Menurut Jan Remmelink ada tiga hal sebagai makna yang terkandung dalam asas legalitas, ketiga hal yang dikemukakan oleh Remmelink adalah :

  • konsep perundang-undangan, yang diandaikan dalam ketentuan pasal 1. Menurutnya, tidak hanya perundang-undangan dalam arti formil saja yang dapat memberikan pengaturan di bidang pemidanaan tetapi menunjuk pada semua produk legislatif yang mencakup pemahaman bahwa pidana akan ditetapkan secara legitimate , termasuk didalamnya adalah peraturan yang dibuat oleh pemerintah daerah, baik pada tingkat provinsi maupun kabupaten atau kotamadya.

  • undang-undang yang dirumuskan secara terperinci dan cermat atau lex certa. Prinsip ini juga dikenal dengan istilah bestimmtheitsgebot . Perumusan ketentuan pidana yang tidak jelas atau terlalu rumit hanya akan memunculkan ketidakpastian hukum dan menghalangi keberhasilan upaya penuntutan pidan karena warga selalu akan dapat membela diri bahwa ketentuan-ketentuan seperti itu tidak berguna sebagi pedoman beralaku.

  • Pada asas legalitas juga terkandung makna larangan untuk menetapkan ketentuan pidana secara analogis, yang dikenal dengan adagium “nullum crimen noela poena sine lege stricta

Tujuan Asas Legalitas


Pentingnya tindak pidana yang dirumuskan melalui undang- undang tidak lain sebagai wujud dari kewajiban pembentuk undang- undang untuk merumuskan ketentuan pidana secara terinci atau secermat mungkin.

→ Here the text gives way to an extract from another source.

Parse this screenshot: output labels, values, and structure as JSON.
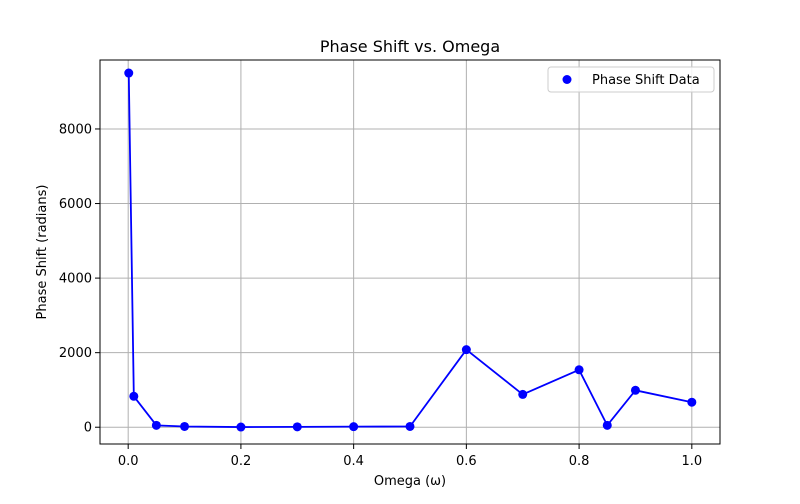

Perumusan tindak pidana yang tidak jelas atau terlalu rumit hanya akan memunculkan ketidakpastian hukum dan menghalangi keberhasilan upaya penuntutan karena warga selalu akan dapat membela diri bahwa ketentuan-ketentuan seperti itu tidak berguna sebagai pedoman berlaku.

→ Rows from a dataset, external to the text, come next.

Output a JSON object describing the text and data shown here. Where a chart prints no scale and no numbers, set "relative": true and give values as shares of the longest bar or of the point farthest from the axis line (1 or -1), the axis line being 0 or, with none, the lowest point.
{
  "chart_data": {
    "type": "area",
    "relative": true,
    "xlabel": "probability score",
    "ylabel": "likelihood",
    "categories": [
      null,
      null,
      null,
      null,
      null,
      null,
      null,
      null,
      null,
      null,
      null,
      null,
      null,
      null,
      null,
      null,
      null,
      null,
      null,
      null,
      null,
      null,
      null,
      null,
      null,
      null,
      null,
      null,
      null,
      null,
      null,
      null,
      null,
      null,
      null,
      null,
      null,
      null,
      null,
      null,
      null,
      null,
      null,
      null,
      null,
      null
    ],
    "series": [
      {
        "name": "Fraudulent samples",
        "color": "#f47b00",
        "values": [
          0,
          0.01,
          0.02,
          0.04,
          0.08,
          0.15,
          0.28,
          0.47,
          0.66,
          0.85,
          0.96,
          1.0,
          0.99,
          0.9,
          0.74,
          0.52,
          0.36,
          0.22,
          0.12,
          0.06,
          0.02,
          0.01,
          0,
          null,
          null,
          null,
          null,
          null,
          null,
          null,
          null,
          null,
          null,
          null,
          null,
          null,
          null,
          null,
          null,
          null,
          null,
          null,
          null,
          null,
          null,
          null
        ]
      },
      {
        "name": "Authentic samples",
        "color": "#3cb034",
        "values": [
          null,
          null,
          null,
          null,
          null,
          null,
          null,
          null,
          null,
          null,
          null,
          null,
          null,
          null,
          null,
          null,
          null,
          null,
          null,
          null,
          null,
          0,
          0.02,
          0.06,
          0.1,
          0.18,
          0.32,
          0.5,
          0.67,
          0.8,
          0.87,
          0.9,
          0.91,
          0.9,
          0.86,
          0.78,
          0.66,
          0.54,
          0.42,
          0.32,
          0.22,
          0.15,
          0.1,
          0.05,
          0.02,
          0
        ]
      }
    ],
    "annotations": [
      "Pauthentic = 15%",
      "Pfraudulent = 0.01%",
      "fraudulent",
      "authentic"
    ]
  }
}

Dari hal kedua yang disebutkan di atas, bahwa peraturan seperti yang dimaksud harus ada sebelum perbuatan dilakukan. Ini artinya ketentuan hukum pidana tidak diperbolehkan berlaku surut. Asas legalitas ini pada prinsipnya mengandaikan bahwa setiap individu mempunyai kebebasan. Melalui asas legalitas inilah individu mempunyai jaminan terhadap perlakuan sewenang-wenang negara terhadapnya sehingga terjadi kepastian hukum.

Melalui pengaturan Pasal 1 ayat (1) RKUHP ini dapat diketahui bahwa hanya perbuatan yang diatur secara rinci/tegas dalam peraturan perundang-undangan saja yang dapat dikenakan tindak pidana atau tindakan. Selain itu, tidak bisa, termasuk perbuatan-perbuatan yang kiranya patut dipidana, jika undang-undang tidak menentukan bahwa perbuatan tersebut adalah tindak pidana, maka kepada pelakunya tidak dapat dimintakan pertanggungjawaban.

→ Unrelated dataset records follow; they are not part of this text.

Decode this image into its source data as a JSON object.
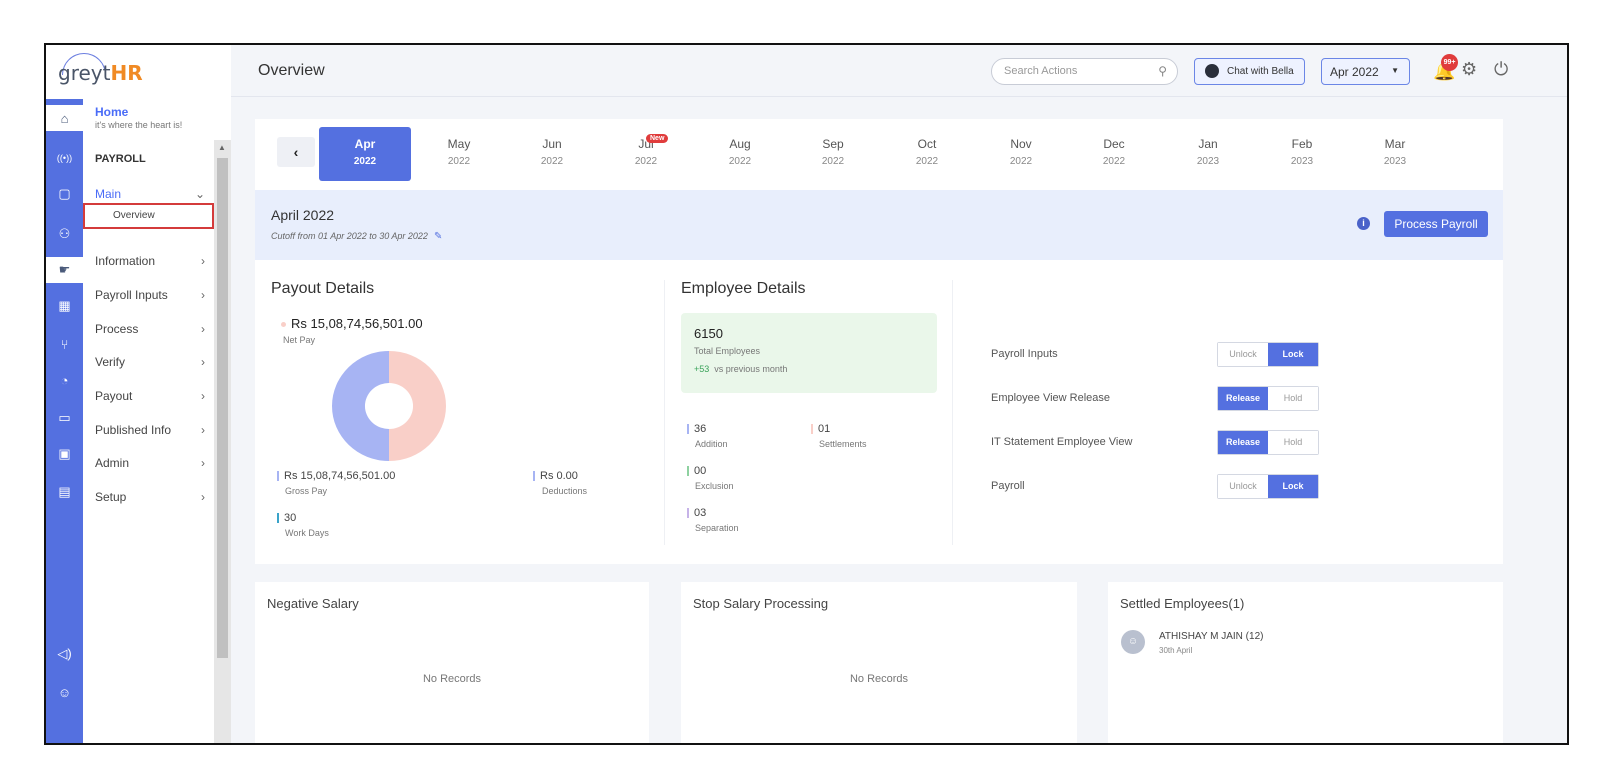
{
  "logo": {
    "text_grey": "greyt",
    "text_hr": "HR"
  },
  "header": {
    "title": "Overview",
    "search_placeholder": "Search Actions",
    "chat_label": "Chat with Bella",
    "month_selected": "Apr 2022",
    "notification_count": "99+"
  },
  "sidebar": {
    "home_title": "Home",
    "home_subtitle": "it's where the heart is!",
    "section": "PAYROLL",
    "main_label": "Main",
    "overview_label": "Overview",
    "items": [
      "Information",
      "Payroll Inputs",
      "Process",
      "Verify",
      "Payout",
      "Published Info",
      "Admin",
      "Setup"
    ]
  },
  "months": [
    {
      "m": "Apr",
      "y": "2022",
      "active": true
    },
    {
      "m": "May",
      "y": "2022"
    },
    {
      "m": "Jun",
      "y": "2022"
    },
    {
      "m": "Jul",
      "y": "2022",
      "tag": "New"
    },
    {
      "m": "Aug",
      "y": "2022"
    },
    {
      "m": "Sep",
      "y": "2022"
    },
    {
      "m": "Oct",
      "y": "2022"
    },
    {
      "m": "Nov",
      "y": "2022"
    },
    {
      "m": "Dec",
      "y": "2022"
    },
    {
      "m": "Jan",
      "y": "2023"
    },
    {
      "m": "Feb",
      "y": "2023"
    },
    {
      "m": "Mar",
      "y": "2023"
    }
  ],
  "period": {
    "title": "April 2022",
    "cutoff": "Cutoff from 01 Apr 2022 to 30 Apr 2022",
    "process_button": "Process Payroll"
  },
  "payout": {
    "title": "Payout Details",
    "net_pay": "Rs 15,08,74,56,501.00",
    "net_pay_label": "Net Pay",
    "gross_pay": "Rs 15,08,74,56,501.00",
    "gross_pay_label": "Gross Pay",
    "deductions": "Rs 0.00",
    "deductions_label": "Deductions",
    "work_days": "30",
    "work_days_label": "Work Days",
    "colors": {
      "net": "#f9cfc8",
      "gross": "#a7b4f3"
    }
  },
  "employees": {
    "title": "Employee Details",
    "total": "6150",
    "total_label": "Total Employees",
    "delta": "+53",
    "delta_label": "vs previous month",
    "addition": "36",
    "addition_label": "Addition",
    "settlements": "01",
    "settlements_label": "Settlements",
    "exclusion": "00",
    "exclusion_label": "Exclusion",
    "separation": "03",
    "separation_label": "Separation"
  },
  "toggles": [
    {
      "label": "Payroll Inputs",
      "left": "Unlock",
      "right": "Lock",
      "selected": "right"
    },
    {
      "label": "Employee View Release",
      "left": "Release",
      "right": "Hold",
      "selected": "left"
    },
    {
      "label": "IT Statement Employee View",
      "left": "Release",
      "right": "Hold",
      "selected": "left"
    },
    {
      "label": "Payroll",
      "left": "Unlock",
      "right": "Lock",
      "selected": "right"
    }
  ],
  "cards": {
    "negative_title": "Negative Salary",
    "negative_empty": "No Records",
    "stop_title": "Stop Salary Processing",
    "stop_empty": "No Records",
    "settled_title": "Settled Employees(1)",
    "settled_name": "ATHISHAY M JAIN (12)",
    "settled_date": "30th April"
  }
}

Arti penting asas legalitas yang diatur dalam Pasal 1 ayat (1) RKUHP diperkuat lagi pengaturan ayat (2) yang melarang penggunaan analogi. Maksud dari bunyi Pasal 1 ayat (2) RKUHP sebenarnya adalah menghendaki tidak adanya pengenaan sanksi terhadap perbuatan- perbuatan yang dilakukan seseorang secara berlebihan. Dengan kata lain, menghendaki bahwa perumusan delik diterapkan secara ketat (nullum crimen sine lege stricta: tiada ketentuan pidana terkecuali dirumuskan secara sempit/ketat di dalam peraturan perundang-undangan‟. Menurut Mudzakkir, alasan dicantumkannya pengaturan larangan analogi adalah agar semua asas umum hukum pidana dimuat dalam ketentuan umum hukum pidana Buku I RUU KUHP dan selanjutnya mengurangi perbedaan pendapat dalam menafsirkan hukum yang dapat menghambat penegakkan hukum pidana. Oleh sebab itu, larangan analogi dimasukkan dalam Pasal 1 ayat (2) sebagai bentuk penguatan doktrin hukum pidana yang diterima oleh para ahli hukum tersebut.